La Proie du désir de Marcello Pagliero et Roberto Rossellini

Bach Films permet de découvrir dans sa collection de DVD « les grands classiques du cinéma italien » La Proie du désir (Desiderio, 1946), très beau film qui connut une gestation plutôt rocambolesque. Les premières prises de vue débutent l’été 1943 par les intérieurs tournés dans un studio romain mais sont interrompues à cause des bombardements américains qui détruisent le 19 juillet le quartier de San Lorenzo et de la gare de marchandises où l’action était censée se dérouler. Rossellini modifie donc le scénario et son plan de tournage et transpose certaines séquences à la campagne, embarquant son équipe dans un petit village du sud de l’Italie. La chute du fascisme et l’armistice du 8 septembre 1943 interrompent le tournage. Rossellini part vers une autre aventure, celle de Rome, ville ouverte en 1945 dont on connaît l’immense retentissement. Sa carrière prend un envol spectaculaire et il entreprend l’ambitieux projet de Paisà. Lorsque le tournage de La Proie du désir peut reprendre après la guerre Rossellini s’en désintéresse et c’est finalement Marcello Pagliero (l’un des scénaristes et acteurs de Rome, ville ouverte), tenté par la mise en scène, qui termine et monte le film, projeté à Rome en 1946 avec le nom des deux hommes au générique. Le film aura quelques soucis avec la censure notamment à cause d’une bref – et fort beau – plan de nudité de l’actrice principale heureusement présent dans la copie proposée par Bach Films, et que vous pouvez contempler en tête de ce texte.

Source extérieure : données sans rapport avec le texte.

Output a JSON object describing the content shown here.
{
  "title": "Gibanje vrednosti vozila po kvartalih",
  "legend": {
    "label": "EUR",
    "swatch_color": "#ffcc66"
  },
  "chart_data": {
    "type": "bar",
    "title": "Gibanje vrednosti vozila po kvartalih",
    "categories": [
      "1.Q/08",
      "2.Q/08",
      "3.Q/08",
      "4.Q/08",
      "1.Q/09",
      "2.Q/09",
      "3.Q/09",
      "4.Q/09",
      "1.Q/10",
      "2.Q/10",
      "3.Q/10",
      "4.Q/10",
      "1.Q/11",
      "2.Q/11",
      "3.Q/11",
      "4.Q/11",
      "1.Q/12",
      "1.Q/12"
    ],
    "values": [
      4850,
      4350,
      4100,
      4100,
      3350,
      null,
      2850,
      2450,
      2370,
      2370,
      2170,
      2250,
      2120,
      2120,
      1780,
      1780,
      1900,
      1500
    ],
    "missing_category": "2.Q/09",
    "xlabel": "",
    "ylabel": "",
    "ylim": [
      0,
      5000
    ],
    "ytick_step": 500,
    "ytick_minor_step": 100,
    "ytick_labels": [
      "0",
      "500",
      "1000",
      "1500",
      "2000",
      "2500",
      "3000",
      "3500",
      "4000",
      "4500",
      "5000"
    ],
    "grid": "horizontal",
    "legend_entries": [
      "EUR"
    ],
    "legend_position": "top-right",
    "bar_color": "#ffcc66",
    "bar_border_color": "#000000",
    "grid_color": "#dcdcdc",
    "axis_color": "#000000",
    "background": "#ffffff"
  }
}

Les témoignages et opinions des spécialistes divergent sur ce qu’a vraiment tourné Rossellini dans La Proie du désir. Son biographe Tag Gallagher lui attribue la première partie du film, qu’il juge la meilleure, tandis que Adriano Aprà prétend que les scènes de campagne sont de Rossellini et les scènes de ville de Pagliero (qui aurait aussi mis en boîte la scène finale).

A partir d’une histoire originale coécrite par Giuseppe De Santis qui ne cachait pas sa dette envers Ossessione de Luchino Visconti, chef-d’œuvre inaugural du néo-réalisme, et après moult rebondissements et changements de mains La Proie du désir est au bout du compte un film cohérent et très rossellinien, qui ouvre la voie des futurs chefs-d’œuvre de l’auteur d’Allemagne année zéro, et qu’importe si Marcello Pagliero, un cinéaste plutôt anodin, en a assuré une grande partie des prises de vue.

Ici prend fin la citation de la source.